The OSIQ is standardized and uses valid and reliable tools to measure the prevalence of shoulder pain and activity limitation. Our study was feasible likely due to the brevity of the questionnaire with only 15 questions and an average time to completion of three minutes. Participant familiarity with the investigator as well as the common topic of interest being tennis, likely influenced many tennis players to participate in the questionnaire resulting in a moderately high participation rate of 68.3%.

Limitations

Our recruitment strategy only included tennis players that the primary investigator knew.
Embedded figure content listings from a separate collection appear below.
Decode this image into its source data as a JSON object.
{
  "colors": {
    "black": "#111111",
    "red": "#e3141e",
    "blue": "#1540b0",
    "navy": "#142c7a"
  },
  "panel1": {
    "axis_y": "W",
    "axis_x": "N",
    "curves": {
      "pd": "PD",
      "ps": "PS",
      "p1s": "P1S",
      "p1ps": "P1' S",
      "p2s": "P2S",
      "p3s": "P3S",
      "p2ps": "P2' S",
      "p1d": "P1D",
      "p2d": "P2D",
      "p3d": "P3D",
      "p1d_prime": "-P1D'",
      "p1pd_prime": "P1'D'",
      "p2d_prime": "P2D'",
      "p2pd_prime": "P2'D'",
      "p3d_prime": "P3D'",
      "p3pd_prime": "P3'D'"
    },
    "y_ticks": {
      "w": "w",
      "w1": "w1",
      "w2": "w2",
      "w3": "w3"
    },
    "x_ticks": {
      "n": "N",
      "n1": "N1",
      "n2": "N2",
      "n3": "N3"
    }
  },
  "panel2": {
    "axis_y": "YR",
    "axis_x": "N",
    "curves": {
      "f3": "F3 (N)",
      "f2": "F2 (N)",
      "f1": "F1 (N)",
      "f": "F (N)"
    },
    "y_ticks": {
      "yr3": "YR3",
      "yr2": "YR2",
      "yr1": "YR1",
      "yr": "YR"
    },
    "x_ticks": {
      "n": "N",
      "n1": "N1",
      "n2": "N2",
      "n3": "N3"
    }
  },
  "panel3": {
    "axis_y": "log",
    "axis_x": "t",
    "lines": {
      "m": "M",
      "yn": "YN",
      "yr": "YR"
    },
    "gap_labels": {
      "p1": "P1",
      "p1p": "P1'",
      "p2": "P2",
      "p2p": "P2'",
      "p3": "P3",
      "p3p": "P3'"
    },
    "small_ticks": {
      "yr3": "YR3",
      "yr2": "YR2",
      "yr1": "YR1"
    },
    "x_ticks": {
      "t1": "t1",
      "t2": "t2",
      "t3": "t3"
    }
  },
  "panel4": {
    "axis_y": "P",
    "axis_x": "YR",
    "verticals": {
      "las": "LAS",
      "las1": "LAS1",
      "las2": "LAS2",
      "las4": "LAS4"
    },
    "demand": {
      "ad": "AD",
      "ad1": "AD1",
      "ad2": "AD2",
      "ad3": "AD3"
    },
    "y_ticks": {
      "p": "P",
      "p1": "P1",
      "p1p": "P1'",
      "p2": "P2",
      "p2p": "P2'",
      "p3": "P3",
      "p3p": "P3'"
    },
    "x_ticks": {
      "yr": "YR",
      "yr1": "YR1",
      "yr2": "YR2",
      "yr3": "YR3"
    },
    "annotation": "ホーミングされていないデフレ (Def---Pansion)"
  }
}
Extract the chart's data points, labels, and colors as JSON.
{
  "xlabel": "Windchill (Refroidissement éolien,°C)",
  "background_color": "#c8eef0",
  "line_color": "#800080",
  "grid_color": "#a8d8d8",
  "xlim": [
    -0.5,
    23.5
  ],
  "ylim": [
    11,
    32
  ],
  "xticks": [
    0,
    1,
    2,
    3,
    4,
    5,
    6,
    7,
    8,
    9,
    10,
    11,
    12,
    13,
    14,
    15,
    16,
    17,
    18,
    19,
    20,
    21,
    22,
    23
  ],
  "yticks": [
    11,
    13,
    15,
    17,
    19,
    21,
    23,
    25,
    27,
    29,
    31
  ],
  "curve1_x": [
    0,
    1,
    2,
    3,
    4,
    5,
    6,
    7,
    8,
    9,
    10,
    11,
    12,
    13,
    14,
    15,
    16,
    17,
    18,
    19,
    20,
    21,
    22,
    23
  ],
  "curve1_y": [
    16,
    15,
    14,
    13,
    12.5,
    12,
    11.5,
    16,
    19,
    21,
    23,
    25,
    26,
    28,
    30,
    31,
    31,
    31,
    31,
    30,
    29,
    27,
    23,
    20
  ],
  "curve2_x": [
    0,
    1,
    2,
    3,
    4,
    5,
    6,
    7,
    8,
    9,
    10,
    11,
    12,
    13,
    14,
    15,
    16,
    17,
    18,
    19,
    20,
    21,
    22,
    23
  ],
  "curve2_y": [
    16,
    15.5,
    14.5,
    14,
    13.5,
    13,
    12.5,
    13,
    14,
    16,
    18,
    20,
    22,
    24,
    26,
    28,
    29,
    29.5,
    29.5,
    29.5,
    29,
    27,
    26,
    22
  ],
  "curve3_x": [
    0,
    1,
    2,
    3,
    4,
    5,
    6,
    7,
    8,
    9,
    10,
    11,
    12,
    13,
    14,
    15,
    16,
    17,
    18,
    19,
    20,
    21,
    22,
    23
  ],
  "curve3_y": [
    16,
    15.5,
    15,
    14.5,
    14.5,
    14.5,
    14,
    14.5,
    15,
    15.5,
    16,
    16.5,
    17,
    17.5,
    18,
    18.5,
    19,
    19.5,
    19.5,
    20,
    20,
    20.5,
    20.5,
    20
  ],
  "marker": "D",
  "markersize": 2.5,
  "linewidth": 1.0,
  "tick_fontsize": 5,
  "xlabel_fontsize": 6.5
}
Although we had planned a recruitment strategy that included a representative sample, the COVID-19 pandemic interfered with our recruitment strategy. Therefore, an unbiased prevalence could not be reported, and our results cannot be generalized. Additionally, we did not use a priori defined sampling frame therefore, we could not determine who was eligible for the survey before inviting players to participate. The purpose was to describe whether it was feasible to conduct a cross-sectional study and obtain a preliminary estimate of the prevalence of shoulder pain and activity limitation in competitive tennis players. Non-responder eligibility could not be reported as data on non-responders was not available. Had Covid-19 not restricted the designated tennis clubs to take part in the study, non-responder data would have been available and non-responder eligibility would have been described. Secondly, the NPRS could not be reported due to ambiguous results however the questionnaire will be modified to ensure clarity in the question for future investigations. The current study did not describe competition level, and therefore rating systems such as the National Tennis Rating Program (NTRP) should be implemented in future studies. The NTRP is a rating system that was developed to identify and categorize the general characteristics of tennis players in 13 different levels of tennis ability. Currently, NTRP ratings are generated by the United States Tennis Association (USTA), which is committed to providing players with the most accurate rating information. Lastly, since the completion of this study, the creators of the OSIQ have modified question 2, and it now asks about the extent to which athletes have modified their training or competition rather than the extent to which an athlete has reduced their training volume. This change may reflect a greater number of ways in which an athlete can modify sports participation (i.e. reduced intensity, type of training) likely capturing an even larger array of shoulder problems.23 The updated modification should be tested in a follow up pilot investigation.

Clinical implications

Understanding the prevalence of shoulder pain and activity limitation is necessary to develop future injury prevention strategies and implement early treatment interventions.

Conclusion

It is feasible to conduct a cross-sectional study on the one-week period prevalence of shoulder activity limitation and pain in competitive tennis players living in Toronto. Findings from the feasibility study suggest that the participation rate is adequate while a high proportion of tennis players with shoulder pain and activity limitation were identified. This feasibility study has addressed the changes necessary to improve the clarity of the questionnaire. We recommend future investigations to explore the prevalence of shoulder pain and activity limitation in competitive tennis players.

Footnotes

The authors have no disclaimers, competing interests, or sources of support or funding to report in the preparation of this manuscript.